The long, winding, and neglected road - Black students do not reality education parity in Southern state college and universities

Black Issues in Higher Education, Sept 17, 1998 by Jamilah Evelyn

Kronley said that while the report was aimed at state responsibilities, it's important for everyone to be a part of the solution.

"From the governor on down to the private sector and the business sector, this all of us," he said.

Kronley noted, however, that in drafting the report, the foundation was careful not to point any fingers.

"This is much too complicated to say that this is your fault or this is their fault," he said. "The report is very clear that there are some promising practices in many states. What needs to be done next is to elevate those practices."

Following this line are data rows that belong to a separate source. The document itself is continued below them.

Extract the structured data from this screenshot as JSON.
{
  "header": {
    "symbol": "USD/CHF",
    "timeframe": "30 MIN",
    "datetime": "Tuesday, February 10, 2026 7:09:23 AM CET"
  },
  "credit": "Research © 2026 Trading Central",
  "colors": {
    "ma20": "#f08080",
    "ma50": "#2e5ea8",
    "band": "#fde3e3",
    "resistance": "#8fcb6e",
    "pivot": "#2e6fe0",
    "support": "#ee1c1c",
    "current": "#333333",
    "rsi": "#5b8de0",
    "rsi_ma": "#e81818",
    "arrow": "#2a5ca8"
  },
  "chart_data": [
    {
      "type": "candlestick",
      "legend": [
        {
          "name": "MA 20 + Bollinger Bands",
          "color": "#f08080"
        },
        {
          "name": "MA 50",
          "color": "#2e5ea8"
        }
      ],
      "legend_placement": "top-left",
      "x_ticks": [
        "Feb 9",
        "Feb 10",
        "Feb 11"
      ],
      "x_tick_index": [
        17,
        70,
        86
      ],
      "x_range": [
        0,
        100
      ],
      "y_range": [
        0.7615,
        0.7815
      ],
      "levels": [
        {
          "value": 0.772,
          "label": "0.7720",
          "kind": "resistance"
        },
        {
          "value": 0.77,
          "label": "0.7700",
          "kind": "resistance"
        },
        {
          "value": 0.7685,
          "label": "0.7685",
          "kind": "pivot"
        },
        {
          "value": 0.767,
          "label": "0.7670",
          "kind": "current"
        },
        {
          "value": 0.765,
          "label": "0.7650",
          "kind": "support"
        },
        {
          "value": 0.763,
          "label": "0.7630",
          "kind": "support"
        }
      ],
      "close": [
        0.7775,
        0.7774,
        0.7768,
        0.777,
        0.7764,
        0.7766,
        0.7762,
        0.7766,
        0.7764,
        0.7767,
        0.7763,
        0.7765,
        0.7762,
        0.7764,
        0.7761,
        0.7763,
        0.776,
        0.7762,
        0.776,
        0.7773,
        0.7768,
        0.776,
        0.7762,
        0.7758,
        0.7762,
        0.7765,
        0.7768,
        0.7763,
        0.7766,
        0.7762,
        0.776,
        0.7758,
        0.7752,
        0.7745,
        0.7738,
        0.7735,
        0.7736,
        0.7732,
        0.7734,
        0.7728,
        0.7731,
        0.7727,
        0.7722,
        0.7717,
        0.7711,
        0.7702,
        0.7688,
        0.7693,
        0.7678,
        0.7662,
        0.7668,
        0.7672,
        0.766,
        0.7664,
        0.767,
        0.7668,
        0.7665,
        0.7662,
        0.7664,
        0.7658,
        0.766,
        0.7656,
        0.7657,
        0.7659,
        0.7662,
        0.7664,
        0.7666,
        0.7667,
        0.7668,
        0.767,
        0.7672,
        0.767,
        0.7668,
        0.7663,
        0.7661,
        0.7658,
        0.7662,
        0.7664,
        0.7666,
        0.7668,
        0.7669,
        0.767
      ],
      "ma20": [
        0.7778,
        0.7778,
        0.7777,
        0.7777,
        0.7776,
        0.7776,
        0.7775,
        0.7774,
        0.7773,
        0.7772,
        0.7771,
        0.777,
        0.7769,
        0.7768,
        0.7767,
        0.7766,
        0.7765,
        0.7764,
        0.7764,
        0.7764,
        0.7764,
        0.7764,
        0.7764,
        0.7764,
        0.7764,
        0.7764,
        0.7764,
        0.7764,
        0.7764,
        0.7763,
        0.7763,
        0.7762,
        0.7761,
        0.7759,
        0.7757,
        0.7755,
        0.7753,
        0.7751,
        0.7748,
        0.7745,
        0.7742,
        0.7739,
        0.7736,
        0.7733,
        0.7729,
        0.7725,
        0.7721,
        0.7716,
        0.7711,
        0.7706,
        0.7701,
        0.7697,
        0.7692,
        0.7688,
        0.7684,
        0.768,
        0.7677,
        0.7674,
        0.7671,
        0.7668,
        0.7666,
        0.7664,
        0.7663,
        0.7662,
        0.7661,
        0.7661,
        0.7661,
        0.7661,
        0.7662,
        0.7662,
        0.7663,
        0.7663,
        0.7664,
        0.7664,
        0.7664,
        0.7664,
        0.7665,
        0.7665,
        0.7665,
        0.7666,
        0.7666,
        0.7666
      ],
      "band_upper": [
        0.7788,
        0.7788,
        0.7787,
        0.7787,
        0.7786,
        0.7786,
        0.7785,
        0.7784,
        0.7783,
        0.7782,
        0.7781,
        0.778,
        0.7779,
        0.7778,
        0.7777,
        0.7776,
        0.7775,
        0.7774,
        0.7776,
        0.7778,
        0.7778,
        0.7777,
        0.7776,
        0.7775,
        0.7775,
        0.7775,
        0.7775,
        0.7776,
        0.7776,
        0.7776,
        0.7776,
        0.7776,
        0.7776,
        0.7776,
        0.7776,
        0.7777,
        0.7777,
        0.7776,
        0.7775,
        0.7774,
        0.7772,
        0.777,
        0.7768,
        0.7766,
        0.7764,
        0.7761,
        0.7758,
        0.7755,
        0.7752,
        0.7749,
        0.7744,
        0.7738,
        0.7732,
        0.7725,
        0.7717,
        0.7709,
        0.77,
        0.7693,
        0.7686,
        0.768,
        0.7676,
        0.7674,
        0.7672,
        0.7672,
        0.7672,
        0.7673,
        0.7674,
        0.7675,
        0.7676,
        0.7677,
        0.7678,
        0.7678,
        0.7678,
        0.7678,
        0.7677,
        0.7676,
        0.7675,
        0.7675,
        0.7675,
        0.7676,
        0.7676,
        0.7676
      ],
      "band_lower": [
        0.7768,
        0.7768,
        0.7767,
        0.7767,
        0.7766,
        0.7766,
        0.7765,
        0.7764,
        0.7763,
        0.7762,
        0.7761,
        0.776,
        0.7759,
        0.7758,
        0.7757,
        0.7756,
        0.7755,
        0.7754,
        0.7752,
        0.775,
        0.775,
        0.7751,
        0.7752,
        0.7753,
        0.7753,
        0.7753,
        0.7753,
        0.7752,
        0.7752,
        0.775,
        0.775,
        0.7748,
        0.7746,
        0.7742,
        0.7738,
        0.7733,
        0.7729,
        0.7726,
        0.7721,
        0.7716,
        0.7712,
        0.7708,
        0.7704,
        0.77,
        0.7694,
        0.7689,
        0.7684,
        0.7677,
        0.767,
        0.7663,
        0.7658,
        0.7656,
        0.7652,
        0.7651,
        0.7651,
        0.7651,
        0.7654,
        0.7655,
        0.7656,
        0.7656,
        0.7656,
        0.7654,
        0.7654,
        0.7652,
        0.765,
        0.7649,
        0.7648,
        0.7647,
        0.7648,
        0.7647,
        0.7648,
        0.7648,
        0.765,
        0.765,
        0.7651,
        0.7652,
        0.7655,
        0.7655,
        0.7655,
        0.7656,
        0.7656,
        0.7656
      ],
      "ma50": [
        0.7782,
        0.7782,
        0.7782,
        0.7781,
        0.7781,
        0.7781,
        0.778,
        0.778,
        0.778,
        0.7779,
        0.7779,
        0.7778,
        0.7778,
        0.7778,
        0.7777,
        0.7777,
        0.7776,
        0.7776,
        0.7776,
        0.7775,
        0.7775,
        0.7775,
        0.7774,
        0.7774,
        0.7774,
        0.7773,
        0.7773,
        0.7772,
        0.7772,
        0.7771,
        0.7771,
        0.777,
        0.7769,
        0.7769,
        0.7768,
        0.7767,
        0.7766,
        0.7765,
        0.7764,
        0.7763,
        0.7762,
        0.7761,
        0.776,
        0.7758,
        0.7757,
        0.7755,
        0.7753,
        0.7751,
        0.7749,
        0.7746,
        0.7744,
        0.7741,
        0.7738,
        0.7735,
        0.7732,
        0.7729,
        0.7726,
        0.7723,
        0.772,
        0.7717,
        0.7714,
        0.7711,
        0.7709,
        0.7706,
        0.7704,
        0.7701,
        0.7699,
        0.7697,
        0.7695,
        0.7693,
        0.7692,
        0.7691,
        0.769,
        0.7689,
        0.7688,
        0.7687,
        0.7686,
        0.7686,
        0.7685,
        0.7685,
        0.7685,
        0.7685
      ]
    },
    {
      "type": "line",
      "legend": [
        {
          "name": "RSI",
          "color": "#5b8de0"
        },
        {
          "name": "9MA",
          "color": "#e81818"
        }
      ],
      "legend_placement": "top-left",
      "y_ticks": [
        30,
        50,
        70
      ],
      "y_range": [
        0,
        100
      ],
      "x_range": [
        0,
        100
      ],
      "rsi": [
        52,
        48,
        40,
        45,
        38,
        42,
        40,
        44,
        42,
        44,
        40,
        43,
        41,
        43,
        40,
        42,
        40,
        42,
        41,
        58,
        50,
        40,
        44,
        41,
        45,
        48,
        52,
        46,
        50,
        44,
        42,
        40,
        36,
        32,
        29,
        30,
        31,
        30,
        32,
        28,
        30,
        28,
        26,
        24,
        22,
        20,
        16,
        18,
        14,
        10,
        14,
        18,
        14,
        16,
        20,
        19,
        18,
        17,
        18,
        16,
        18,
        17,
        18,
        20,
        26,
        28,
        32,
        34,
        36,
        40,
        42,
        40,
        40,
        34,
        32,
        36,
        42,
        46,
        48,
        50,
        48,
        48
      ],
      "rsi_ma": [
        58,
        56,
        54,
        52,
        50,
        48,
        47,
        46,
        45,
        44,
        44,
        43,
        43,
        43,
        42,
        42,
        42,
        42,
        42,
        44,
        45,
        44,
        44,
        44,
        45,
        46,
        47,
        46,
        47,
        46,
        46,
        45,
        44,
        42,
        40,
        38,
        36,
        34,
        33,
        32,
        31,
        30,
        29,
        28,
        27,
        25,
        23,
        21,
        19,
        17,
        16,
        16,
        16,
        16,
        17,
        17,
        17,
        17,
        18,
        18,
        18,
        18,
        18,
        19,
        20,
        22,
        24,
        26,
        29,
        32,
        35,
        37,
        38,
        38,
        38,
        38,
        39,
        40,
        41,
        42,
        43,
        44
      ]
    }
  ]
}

And elevate people to action, said Brown.

"This should be a wake-up call. It tells it like it is. Now we have to deal with it," he said.

RELATED ARTICLE: Picture Painted by SEF Not Completely Dismal

WASHINGTON -- While the Southern Education Foundation (SEF) reported last month that Blacks have made few gains in access to public institutions of higher education in the South, many scholars said they took the report with a grain of salt.

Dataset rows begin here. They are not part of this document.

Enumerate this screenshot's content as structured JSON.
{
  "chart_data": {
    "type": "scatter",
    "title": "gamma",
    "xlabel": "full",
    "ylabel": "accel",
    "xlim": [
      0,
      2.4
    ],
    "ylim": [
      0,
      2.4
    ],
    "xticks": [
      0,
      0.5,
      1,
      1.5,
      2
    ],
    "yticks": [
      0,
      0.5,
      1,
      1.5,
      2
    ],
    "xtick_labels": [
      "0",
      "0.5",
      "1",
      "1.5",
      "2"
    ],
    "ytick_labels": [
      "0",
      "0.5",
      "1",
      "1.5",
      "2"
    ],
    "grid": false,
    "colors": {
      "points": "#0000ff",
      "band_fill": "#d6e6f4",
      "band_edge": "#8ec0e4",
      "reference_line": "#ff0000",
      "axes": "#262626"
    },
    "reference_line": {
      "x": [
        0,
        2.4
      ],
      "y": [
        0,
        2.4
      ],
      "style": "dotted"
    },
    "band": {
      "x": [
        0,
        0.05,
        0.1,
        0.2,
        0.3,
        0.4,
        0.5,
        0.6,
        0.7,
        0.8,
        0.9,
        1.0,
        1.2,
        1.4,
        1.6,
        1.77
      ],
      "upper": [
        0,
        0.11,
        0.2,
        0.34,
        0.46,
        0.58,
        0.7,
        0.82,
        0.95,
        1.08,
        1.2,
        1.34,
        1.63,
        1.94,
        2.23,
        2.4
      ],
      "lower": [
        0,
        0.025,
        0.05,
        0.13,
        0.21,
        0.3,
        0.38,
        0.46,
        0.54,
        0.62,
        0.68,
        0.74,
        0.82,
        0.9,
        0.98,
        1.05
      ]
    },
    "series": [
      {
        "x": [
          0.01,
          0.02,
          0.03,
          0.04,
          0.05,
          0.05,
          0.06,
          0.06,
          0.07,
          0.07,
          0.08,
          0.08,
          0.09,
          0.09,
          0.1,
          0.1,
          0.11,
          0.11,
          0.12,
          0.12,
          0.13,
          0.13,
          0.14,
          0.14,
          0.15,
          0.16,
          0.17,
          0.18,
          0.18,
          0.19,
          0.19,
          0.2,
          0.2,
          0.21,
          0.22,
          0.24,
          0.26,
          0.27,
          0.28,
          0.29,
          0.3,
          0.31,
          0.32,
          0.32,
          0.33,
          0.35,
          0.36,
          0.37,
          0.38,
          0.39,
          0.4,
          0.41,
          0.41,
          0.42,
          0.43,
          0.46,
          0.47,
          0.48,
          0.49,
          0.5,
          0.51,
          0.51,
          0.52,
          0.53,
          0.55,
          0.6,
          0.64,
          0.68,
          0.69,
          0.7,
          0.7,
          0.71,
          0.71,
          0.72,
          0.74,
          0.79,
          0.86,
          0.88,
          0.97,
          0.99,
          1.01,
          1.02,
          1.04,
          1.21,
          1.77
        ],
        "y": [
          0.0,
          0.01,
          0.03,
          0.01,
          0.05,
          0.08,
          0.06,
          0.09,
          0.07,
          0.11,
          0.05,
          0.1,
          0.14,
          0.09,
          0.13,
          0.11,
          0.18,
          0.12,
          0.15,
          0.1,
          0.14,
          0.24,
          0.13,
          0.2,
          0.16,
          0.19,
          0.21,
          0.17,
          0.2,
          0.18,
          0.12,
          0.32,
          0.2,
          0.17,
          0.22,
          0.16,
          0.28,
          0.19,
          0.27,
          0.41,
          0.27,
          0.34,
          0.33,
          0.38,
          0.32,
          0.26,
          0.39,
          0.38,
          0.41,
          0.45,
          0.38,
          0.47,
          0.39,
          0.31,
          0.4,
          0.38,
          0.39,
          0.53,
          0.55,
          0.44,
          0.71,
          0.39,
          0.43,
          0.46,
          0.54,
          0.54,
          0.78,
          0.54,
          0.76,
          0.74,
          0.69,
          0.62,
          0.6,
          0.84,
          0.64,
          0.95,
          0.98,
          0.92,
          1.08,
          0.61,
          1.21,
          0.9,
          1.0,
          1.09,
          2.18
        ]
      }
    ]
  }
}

The grim statistics presented in Miles To Go -- the foundation's latest assessment of the desegregation efforts in the nineteen states that operated under dual systems of education -- are indeed alarming, said many research analysts. But other statistics points to a much brighter picture.

For example, national enrollment percentages for Black students at public Institutions are on the rise, said Dr. N Joyce Payne, director of advancement and Public Black colleges for the National Association of State Universities and Land-Grant colleges.

According to recent study done by the Association of enrollment trends from fall 1990 to fall 1996, more Black students are attending public four-year institutions. Nationally, there was a 17 percent increase in all Black students attending public four-year schools, and 20 percent increase in Black females.

Payne also said that the number of minority students who are graduating from high school is one on the rise, which will presumably increase enrollment figures at colleges and universities in the near future.

Many also pointed to the fact that the average age of college students is increasing -- a fact that, if accounted for, could skew the foundation's study. According to the National Center for Education Statistics, nearly 20 percent of all undergraduates were over 24 years old in 1995. Many suspect that percentage is higher for Black students. Miles To Go compared to percentage of Black college students with the percentage of Black eighteen-to-twenty-four-years-olds in the Black population.

Additionally, looking at the bigger picture of enrollment trends in those nineteen states states requires taking the private institutions into account, said Dr. Michael Nettles, of the Frederick Patterson Research Institute, the research arm of the College Fund/UNCF.

"The privates represent 40 percent of colleges in the South and 30 percent of Black students go to private institutions," he said.

Additionally, he pointed out that while the foundation doesn't emphasize it, SEF's figures show that more Black students are at the traditionally White institutions than the historically Black ones. According to the SEF report, 34.4 percent of Black freshman were at traditionally White institutions in 1996 and 26.5 percent were at historically Black schools.